Healthy Skepticism Library item: 7024
Warning: This library includes all items relevant to health product marketing that we are aware of regardless of quality. Often we do not agree with all or part of the contents.
 
Publication type: media release
UC Davis Health System Moves To Prohibit Receipt Of Gifts and Samples From Pharmaceutical Companies
UC Davis School of Medicine 2006 Nov 26
Abstract:
Joining a nascent national movement, UC Davis Health System has adopted new measures to reduce the influence of pharmaceutical market on physicians and other staff. The new measures ban health system employees from accepting free drug samples, food, beverages, pens, notepads and other marketing items, and disallow sales representatives from serving in preceptorships at the health system.
“These measures are a reflection of our desire to reduce any real or perceived conflict of interest involving our relationships with the pharmaceutical industry,” said Timothy Albertson, medical director of clinical care at UC Davis Health System.
The new policies, approved recently by the health system’s Medical Staff Executive Committee, become effective July 1, 2007. In adopting the policies, the health system joins a small group of other academic medical centers that have done the same: Stanford University, Yale University and the University of Pennsylvania.

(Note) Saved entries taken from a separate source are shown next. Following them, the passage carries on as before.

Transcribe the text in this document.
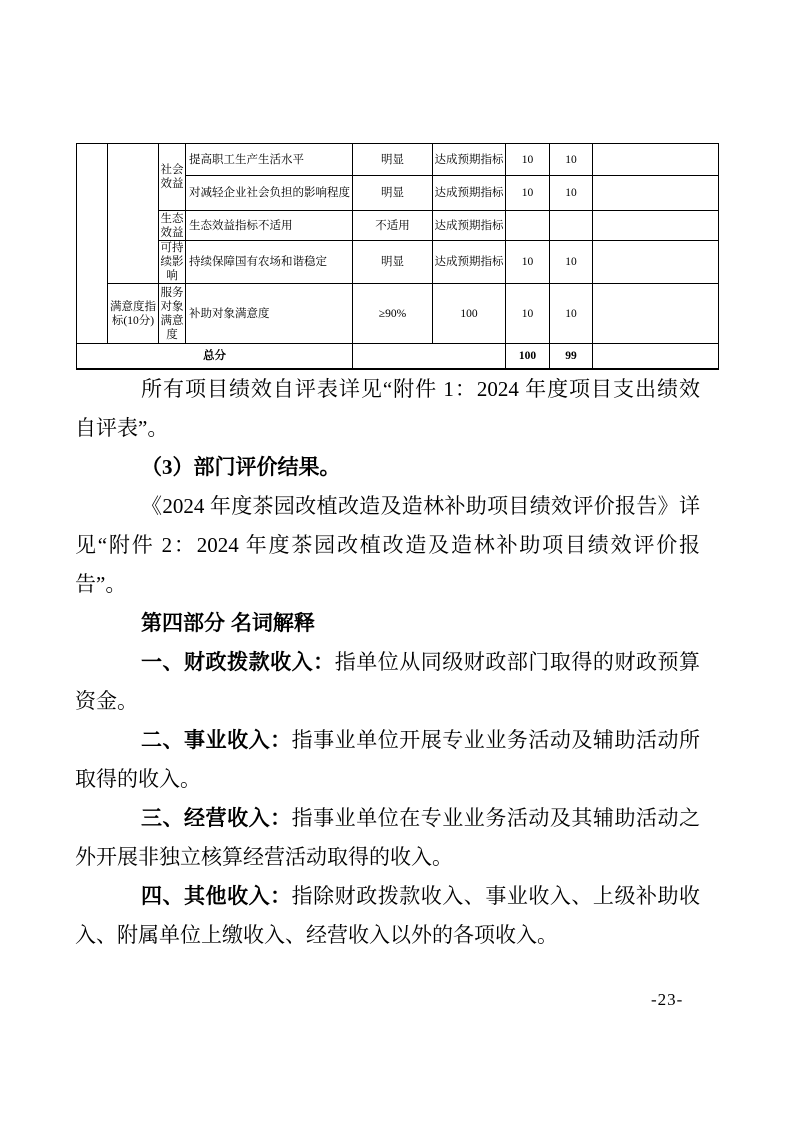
		社会效益	提高职工生产生活水平	明显	达成预期指标	10	10	
			对减轻企业社会负担的影响程度	明显	达成预期指标	10	10	
		生态效益	生态效益指标不适用	不适用	达成预期指标			
		可持续影响	持续保障国有农场和谐稳定	明显	达成预期指标	10	10	
	满意度指标(10分)	服务对象满意度	补助对象满意度	≥90%	100	10	10	
总分						100	99	
所有项目绩效自评表详见“附件 1：2024 年度项目支出绩效
自评表”。
（3）部门评价结果。
《2024 年度茶园改植改造及造林补助项目绩效评价报告》详
见“附件 2：2024 年度茶园改植改造及造林补助项目绩效评价报
告”。
第四部分 名词解释
一、财政拨款收入：指单位从同级财政部门取得的财政预算
资金。
二、事业收入：指事业单位开展专业业务活动及辅助活动所
取得的收入。
三、经营收入：指事业单位在专业业务活动及其辅助活动之
外开展非独立核算经营活动取得的收入。
四、其他收入：指除财政拨款收入、事业收入、上级补助收
入、附属单位上缴收入、经营收入以外的各项收入。
-23-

The health system’s prohibition against receiving drug samples and gifts is in keeping with a “policy proposal” published in January in the Journal of the American Medical Association. In its proposal, JAMA stated that while pharmaceutical companies have benefited patients by discovering, developing and distributing new medications, “their ultimate fiduciary responsibility is to their shareholders.” The article notes that hearings and legal proceedings have demonstrated “how company practices frequently cross the line between patient welfare and profit-seeking behavior.”

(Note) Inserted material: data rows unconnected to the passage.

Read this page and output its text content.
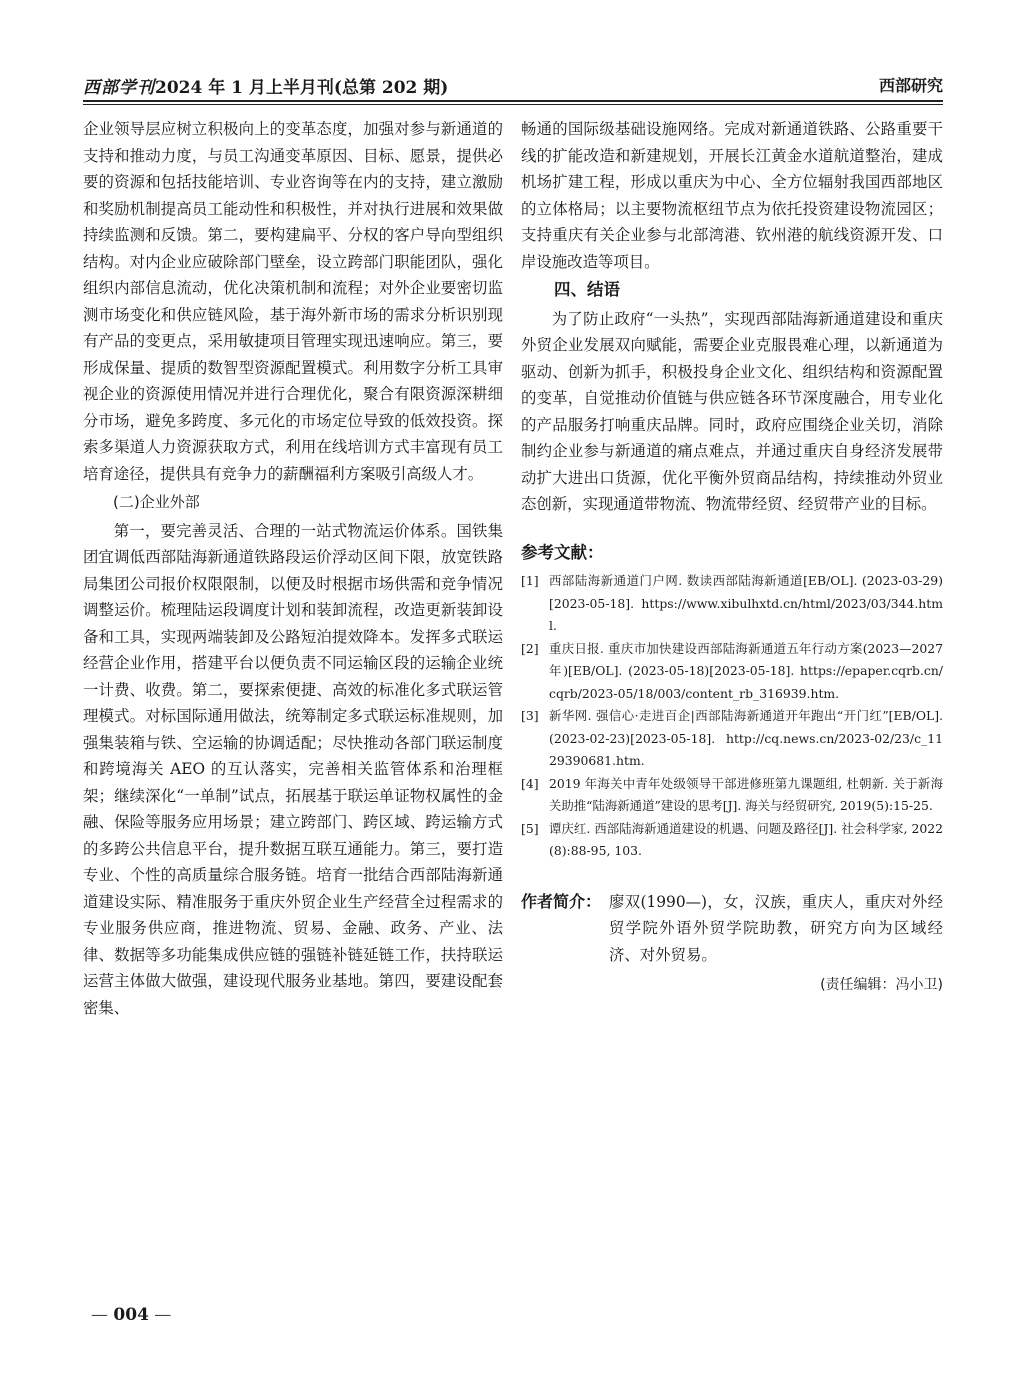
西部学刊2024 年 1 月上半月刊(总第 202 期)	西部研究

企业领导层应树立积极向上的变革态度，加强对参与新通道的支持和推动力度，与员工沟通变革原因、目标、愿景，提供必要的资源和包括技能培训、专业咨询等在内的支持，建立激励和奖励机制提高员工能动性和积极性，并对执行进展和效果做持续监测和反馈。第二，要构建扁平、分权的客户导向型组织结构。对内企业应破除部门壁垒，设立跨部门职能团队，强化组织内部信息流动，优化决策机制和流程；对外企业要密切监测市场变化和供应链风险，基于海外新市场的需求分析识别现有产品的变更点，采用敏捷项目管理实现迅速响应。第三，要形成保量、提质的数智型资源配置模式。利用数字分析工具审视企业的资源使用情况并进行合理优化，聚合有限资源深耕细分市场，避免多跨度、多元化的市场定位导致的低效投资。探索多渠道人力资源获取方式，利用在线培训方式丰富现有员工培育途径，提供具有竞争力的薪酬福利方案吸引高级人才。

(二)企业外部

第一，要完善灵活、合理的一站式物流运价体系。国铁集团宜调低西部陆海新通道铁路段运价浮动区间下限，放宽铁路局集团公司报价权限限制，以便及时根据市场供需和竞争情况调整运价。梳理陆运段调度计划和装卸流程，改造更新装卸设备和工具，实现两端装卸及公路短泊提效降本。发挥多式联运经营企业作用，搭建平台以便负责不同运输区段的运输企业统一计费、收费。第二，要探索便捷、高效的标准化多式联运管理模式。对标国际通用做法，统筹制定多式联运标准规则，加强集装箱与铁、空运输的协调适配；尽快推动各部门联运制度和跨境海关 AEO 的互认落实，完善相关监管体系和治理框架；继续深化“一单制”试点，拓展基于联运单证物权属性的金融、保险等服务应用场景；建立跨部门、跨区域、跨运输方式的多跨公共信息平台，提升数据互联互通能力。第三，要打造专业、个性的高质量综合服务链。培育一批结合西部陆海新通道建设实际、精准服务于重庆外贸企业生产经营全过程需求的专业服务供应商，推进物流、贸易、金融、政务、产业、法律、数据等多功能集成供应链的强链补链延链工作，扶持联运运营主体做大做强，建设现代服务业基地。第四，要建设配套密集、

畅通的国际级基础设施网络。完成对新通道铁路、公路重要干线的扩能改造和新建规划，开展长江黄金水道航道整治，建成机场扩建工程，形成以重庆为中心、全方位辐射我国西部地区的立体格局；以主要物流枢纽节点为依托投资建设物流园区；支持重庆有关企业参与北部湾港、钦州港的航线资源开发、口岸设施改造等项目。

四、结语

为了防止政府“一头热”，实现西部陆海新通道建设和重庆外贸企业发展双向赋能，需要企业克服畏难心理，以新通道为驱动、创新为抓手，积极投身企业文化、组织结构和资源配置的变革，自觉推动价值链与供应链各环节深度融合，用专业化的产品服务打响重庆品牌。同时，政府应围绕企业关切，消除制约企业参与新通道的痛点难点，并通过重庆自身经济发展带动扩大进出口货源，优化平衡外贸商品结构，持续推动外贸业态创新，实现通道带物流、物流带经贸、经贸带产业的目标。

参考文献：
[1] 西部陆海新通道门户网. 数读西部陆海新通道[EB/OL]. (2023-03-29)[2023-05-18]. https://www.xibulhxtd.cn/html/2023/03/344.html.
[2] 重庆日报. 重庆市加快建设西部陆海新通道五年行动方案(2023—2027 年)[EB/OL]. (2023-05-18)[2023-05-18]. https://epaper.cqrb.cn/cqrb/2023-05/18/003/content_rb_316939.htm.
[3] 新华网. 强信心·走进百企|西部陆海新通道开年跑出“开门红”[EB/OL]. (2023-02-23)[2023-05-18]. http://cq.news.cn/2023-02/23/c_1129390681.htm.
[4] 2019 年海关中青年处级领导干部进修班第九课题组, 杜朝新. 关于新海关助推“陆海新通道”建设的思考[J]. 海关与经贸研究, 2019(5):15-25.
[5] 谭庆红. 西部陆海新通道建设的机遇、问题及路径[J]. 社会科学家, 2022(8):88-95, 103.
作者简介： 廖双(1990—)，女，汉族，重庆人，重庆对外经贸学院外语外贸学院助教，研究方向为区域经济、对外贸易。
(责任编辑：冯小卫)
— 004 —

Although the pharmaceutical industry has taken steps to regulate itself more stringently, JAMA stated that “physicians’ behavior is a large part of the problem,” and urged academic medical centers to prevent further compromises to professional integrity by prohibiting “many common practices that constitute conflicts of interest with drug and medical device companies.”
UC Davis Health System’s ban on preceptorships for sales representatives goes beyond JAMA’s recommended guidelines. Preceptorships allow sales representatives, for a fee, to accompany doctors during their patient visits, providing the opportunity for the representatives to deepen their relationships with doctors.

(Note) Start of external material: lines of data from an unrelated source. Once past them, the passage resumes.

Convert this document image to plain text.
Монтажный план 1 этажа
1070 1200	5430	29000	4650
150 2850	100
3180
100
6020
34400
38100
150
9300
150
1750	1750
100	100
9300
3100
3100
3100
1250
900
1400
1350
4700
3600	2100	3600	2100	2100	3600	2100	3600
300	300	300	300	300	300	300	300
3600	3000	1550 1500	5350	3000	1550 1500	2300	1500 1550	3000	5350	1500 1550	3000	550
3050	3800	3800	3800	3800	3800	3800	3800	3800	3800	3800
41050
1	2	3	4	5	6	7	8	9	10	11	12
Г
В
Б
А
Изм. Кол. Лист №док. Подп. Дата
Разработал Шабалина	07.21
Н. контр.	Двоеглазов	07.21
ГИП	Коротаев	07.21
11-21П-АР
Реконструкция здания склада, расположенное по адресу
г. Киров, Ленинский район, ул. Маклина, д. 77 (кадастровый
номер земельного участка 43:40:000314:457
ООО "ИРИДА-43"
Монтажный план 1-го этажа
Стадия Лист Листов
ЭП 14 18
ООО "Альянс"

The health system has established a Vendor Relationships Subcommittee to review and recommend policy changes for all potential conflicts of interest in relationships with vendors, including equipment manufacturers, implant and device suppliers, medical supply providers, pharmaceutical suppliers, and others. The subcommittee is coordinating its efforts with those of a similar ad hoc committee from the University of California Office of the President.